Quoteneinbrüche sind für einen Sender wie ein Stein, den man in einen Ameisenhaufen wirft. Alle müssen sich neu orientieren und andere Wege finden. Die Störung führt zu aktionistischem Handeln. Doch während Ameisen sich in kürzester Zeit neu organisieren und eine alternative Route finden, werden im Sender Leute entlassen. Der Zynismus wächst noch weiter, weshalb noch lautere Formate entstehen, die wieder zu noch weniger Quote und aktionistischem Handeln führen. Wenn diese Abwärtsspirale erst einmal in Bewegung ist, beginnt das System, vor die Wand zu fahren.
Doch das ist noch lange kein Grund, um Weltuntergangsstimmung zu verbreiten. Wir können zwei Dinge tun, um die Abwärtsspirale deutscher Sender zu durchbrechen. Um eine System’s Journey anzustoßen – eine Reise des Systems, die eine überlebenswichtige Veränderung auslöst.

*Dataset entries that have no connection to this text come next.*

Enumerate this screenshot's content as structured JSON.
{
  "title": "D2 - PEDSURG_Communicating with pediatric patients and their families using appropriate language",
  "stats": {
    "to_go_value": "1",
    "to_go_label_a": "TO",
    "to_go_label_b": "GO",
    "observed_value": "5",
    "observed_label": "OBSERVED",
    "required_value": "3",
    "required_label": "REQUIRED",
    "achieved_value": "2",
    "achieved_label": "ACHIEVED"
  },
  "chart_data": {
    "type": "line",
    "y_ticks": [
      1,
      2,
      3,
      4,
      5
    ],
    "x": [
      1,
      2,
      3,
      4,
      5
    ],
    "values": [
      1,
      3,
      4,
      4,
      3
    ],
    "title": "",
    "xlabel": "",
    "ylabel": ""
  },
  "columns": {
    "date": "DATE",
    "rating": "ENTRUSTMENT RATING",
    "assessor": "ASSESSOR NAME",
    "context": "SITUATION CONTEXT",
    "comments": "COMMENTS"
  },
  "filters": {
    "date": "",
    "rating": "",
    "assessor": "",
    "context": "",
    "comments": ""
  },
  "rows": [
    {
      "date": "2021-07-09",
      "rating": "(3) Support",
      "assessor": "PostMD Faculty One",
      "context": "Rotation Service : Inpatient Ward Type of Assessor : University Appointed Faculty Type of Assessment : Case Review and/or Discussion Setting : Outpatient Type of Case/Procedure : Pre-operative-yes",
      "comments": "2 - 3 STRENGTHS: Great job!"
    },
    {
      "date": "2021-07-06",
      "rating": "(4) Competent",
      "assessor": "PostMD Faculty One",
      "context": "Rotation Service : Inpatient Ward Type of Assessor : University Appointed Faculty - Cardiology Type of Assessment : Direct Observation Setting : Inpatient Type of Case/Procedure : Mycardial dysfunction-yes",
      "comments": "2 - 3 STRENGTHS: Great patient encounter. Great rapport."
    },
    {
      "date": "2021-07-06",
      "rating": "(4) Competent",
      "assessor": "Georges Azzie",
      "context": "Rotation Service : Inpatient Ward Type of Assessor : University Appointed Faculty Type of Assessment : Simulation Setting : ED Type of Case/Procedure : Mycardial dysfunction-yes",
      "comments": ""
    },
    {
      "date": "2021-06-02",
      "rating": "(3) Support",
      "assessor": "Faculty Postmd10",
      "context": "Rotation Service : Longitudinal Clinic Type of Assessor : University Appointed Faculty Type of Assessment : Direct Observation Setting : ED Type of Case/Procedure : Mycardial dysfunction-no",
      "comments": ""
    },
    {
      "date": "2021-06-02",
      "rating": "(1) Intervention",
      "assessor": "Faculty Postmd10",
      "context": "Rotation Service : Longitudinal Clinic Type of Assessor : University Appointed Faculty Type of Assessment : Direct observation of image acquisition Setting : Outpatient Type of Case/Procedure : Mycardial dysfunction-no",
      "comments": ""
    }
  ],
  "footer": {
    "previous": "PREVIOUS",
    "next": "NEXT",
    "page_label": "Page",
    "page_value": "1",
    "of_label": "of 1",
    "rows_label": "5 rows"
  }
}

1.) Wir müssen das System explizieren, also uns tatsächlich bewusst werden, dass wir „Frankensteins Monster“ sind. Wir leben unschuldig in einem veralteten, hierarchischen System, das nicht zu uns passt. Wenn wir als Mensch aus der Abwärtsspirale des Systems heraustreten, sind wir quicklebendig und wach. Wenn wir nicht den übergestülpten Werten und Regeln folgen, die mit unserem Denken, unserer Kreativität und unserem Menschsein nichts zu tun haben, sprühen wir vor guten Ideen. In dieser Lebenslust, Spiel- und Innovationsfreude steckt das Potenzial für ein fantastisches Fernsehprogramm.
2.) Wir müssen uns klarmachen, dass die großen Erfolgsmotoren im Fernsehen immer durch Systemwechsel entstanden sind. «Sex and the City» hat das System „Frauen reden in der Öffentlichkeit nicht über Sex“ verändert. Katja Saalfrank hat mit der «Supernanny» das System „Kindererziehung ist Privatsache“ durchbrochen. «The Voice of Germany» hat «DSDS» gezeigt, dass das totalitäre Hoch des „Nur-so-funktionieren-Castingsshows“-Systems vorbei ist. So wie ein System eben immer dann vorbei ist, wenn es alleinbeherrschend und neurotisch rüberkommt. Wenn es Dinge einseitig sieht und jeder, der dagegen spricht, sofort angegriffen oder angeklagt wird. Das ruft Revoluzzer auf den Plan - siehe Urheberrecht und Piraten. Oder Politikshows und Stefan Raab.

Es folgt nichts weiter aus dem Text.